I recently installed an aftermarket Android based navigation/stereo double din in my vehicle. I have a 2002 camry with JBL. I am using this wiring harness from Metra. Everything works well with the exception of a low static that is present on all speakers. When the unit is power off the static goes away so I am positive its coming from the unit.

  • I tried buying 2x ground loop isolators from BestBuy. I put them on the output RCA connectors for the 4 speakers. It seemed to have no effect. When I installed them I connected the brown wire named ground to a black wire named ground on the metra harness.
  • I tried attaching a wire to the double din case and to ground. It didn’t work.
  • One thing I did notice is that the navigation/stereo unit has a black called chassis ground. The Metra cable has a black wire called ground and a black/white wire called amp ground. I tried tying them all together but it didn’t help.
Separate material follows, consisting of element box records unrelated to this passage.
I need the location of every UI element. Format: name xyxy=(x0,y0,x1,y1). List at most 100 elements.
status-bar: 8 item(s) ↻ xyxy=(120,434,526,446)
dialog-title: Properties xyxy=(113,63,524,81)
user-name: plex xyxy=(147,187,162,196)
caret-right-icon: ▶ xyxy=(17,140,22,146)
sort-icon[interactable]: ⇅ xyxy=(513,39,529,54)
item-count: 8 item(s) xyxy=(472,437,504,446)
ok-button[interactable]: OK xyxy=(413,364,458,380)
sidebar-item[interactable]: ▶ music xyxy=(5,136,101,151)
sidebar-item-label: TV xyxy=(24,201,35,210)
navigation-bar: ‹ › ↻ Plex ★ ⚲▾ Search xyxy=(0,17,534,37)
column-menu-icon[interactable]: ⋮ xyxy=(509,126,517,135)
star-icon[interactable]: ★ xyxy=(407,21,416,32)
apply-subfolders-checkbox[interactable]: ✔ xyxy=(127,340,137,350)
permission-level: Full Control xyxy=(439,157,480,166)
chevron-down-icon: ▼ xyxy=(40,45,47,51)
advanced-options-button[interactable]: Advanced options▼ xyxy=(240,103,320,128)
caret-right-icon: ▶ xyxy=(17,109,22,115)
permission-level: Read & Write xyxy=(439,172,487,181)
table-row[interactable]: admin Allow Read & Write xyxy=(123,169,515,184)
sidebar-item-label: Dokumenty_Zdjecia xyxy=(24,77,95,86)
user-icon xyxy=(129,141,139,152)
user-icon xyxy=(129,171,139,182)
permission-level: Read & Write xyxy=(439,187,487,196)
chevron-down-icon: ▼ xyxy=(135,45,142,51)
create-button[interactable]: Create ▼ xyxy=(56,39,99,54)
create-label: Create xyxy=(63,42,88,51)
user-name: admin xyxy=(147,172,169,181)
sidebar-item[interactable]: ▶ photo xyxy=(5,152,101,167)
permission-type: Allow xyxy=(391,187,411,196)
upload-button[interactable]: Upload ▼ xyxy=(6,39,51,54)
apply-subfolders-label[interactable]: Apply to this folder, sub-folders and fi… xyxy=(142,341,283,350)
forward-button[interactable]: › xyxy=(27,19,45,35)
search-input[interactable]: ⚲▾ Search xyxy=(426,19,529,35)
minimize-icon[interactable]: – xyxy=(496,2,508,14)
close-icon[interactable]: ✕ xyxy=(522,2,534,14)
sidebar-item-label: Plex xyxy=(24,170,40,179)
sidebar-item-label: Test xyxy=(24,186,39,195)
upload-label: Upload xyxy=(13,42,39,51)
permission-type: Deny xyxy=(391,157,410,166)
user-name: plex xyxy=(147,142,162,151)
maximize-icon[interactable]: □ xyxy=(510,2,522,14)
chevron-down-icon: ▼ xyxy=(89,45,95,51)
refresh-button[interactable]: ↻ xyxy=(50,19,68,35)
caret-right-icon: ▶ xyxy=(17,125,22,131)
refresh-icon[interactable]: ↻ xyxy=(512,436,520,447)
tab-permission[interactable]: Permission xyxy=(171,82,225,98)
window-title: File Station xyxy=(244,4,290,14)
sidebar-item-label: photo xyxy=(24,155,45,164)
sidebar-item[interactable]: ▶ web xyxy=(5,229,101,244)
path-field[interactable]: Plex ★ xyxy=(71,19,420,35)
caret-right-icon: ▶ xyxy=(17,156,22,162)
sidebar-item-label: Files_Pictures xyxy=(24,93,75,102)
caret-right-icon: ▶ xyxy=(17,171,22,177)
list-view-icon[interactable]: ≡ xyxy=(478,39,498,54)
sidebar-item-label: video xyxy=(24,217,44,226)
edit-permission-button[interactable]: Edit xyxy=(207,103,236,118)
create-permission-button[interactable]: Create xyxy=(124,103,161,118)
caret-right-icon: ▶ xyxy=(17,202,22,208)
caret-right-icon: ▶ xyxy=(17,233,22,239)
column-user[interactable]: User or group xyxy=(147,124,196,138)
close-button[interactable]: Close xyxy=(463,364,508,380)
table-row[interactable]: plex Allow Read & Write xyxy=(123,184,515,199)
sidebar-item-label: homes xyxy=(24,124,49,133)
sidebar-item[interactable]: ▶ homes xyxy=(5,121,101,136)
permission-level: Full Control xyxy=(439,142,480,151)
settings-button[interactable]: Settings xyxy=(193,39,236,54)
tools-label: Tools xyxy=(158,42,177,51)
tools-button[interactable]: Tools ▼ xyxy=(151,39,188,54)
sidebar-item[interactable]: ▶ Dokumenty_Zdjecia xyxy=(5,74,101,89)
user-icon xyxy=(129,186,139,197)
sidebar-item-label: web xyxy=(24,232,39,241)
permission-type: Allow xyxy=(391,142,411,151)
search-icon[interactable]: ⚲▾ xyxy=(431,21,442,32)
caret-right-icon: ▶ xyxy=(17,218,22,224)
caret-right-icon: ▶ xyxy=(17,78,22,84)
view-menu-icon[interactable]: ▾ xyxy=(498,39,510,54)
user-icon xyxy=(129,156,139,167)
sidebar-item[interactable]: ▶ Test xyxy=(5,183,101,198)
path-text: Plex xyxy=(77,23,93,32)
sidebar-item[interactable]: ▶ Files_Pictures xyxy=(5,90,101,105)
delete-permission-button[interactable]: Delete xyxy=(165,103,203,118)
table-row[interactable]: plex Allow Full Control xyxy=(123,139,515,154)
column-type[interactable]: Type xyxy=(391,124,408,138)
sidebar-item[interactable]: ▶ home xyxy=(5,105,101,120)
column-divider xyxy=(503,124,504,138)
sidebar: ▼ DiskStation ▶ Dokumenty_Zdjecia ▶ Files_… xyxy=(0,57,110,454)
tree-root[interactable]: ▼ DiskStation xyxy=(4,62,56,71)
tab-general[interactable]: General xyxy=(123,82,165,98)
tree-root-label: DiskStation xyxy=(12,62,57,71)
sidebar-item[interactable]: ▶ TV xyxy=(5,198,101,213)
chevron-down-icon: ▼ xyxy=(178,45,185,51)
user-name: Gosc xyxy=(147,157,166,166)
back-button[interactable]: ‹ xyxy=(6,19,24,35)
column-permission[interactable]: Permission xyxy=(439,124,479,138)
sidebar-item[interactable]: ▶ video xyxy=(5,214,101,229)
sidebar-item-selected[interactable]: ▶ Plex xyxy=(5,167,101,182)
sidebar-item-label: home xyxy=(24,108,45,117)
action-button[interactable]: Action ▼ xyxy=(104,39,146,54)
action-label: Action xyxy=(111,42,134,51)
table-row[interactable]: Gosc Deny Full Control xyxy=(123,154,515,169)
The sound is fairly low but definitely audible in fact I have been driving with the unit turned off as of late to avoid the sound. People with a touch of tinnitus can’t seem to differentiate it. At this point the only solution I can come up with is to wait until I grow old and develop tinnitus myself.

I’m wondering what else I can do to troubleshoot this issue? I was considering going to BestBuy and buying another unit to see if the problem is with the vehicle or the head unit. Another option I wanted to try is to connect the head unit to the physical vehicle chassis but I’m not sure what on the car is consider the chassis.

One Answer

The amplifier might have what I believe is referred to as a floating ground. If memory serves this means that the negative connections on the speakers are not to be connected to the chassis or any power ground. Each speaker has it own discrete +/- connections.

Not all grounds are created equal some are signal grounds while other are power grounds. The ground is like a zero volt reference point. The positive power connection is +12V relative to the ground. The amplifier output would most likely not using the same reference point which could cause damage to your unit.

Connecting the speakers independently should eliminate any possible ground loops.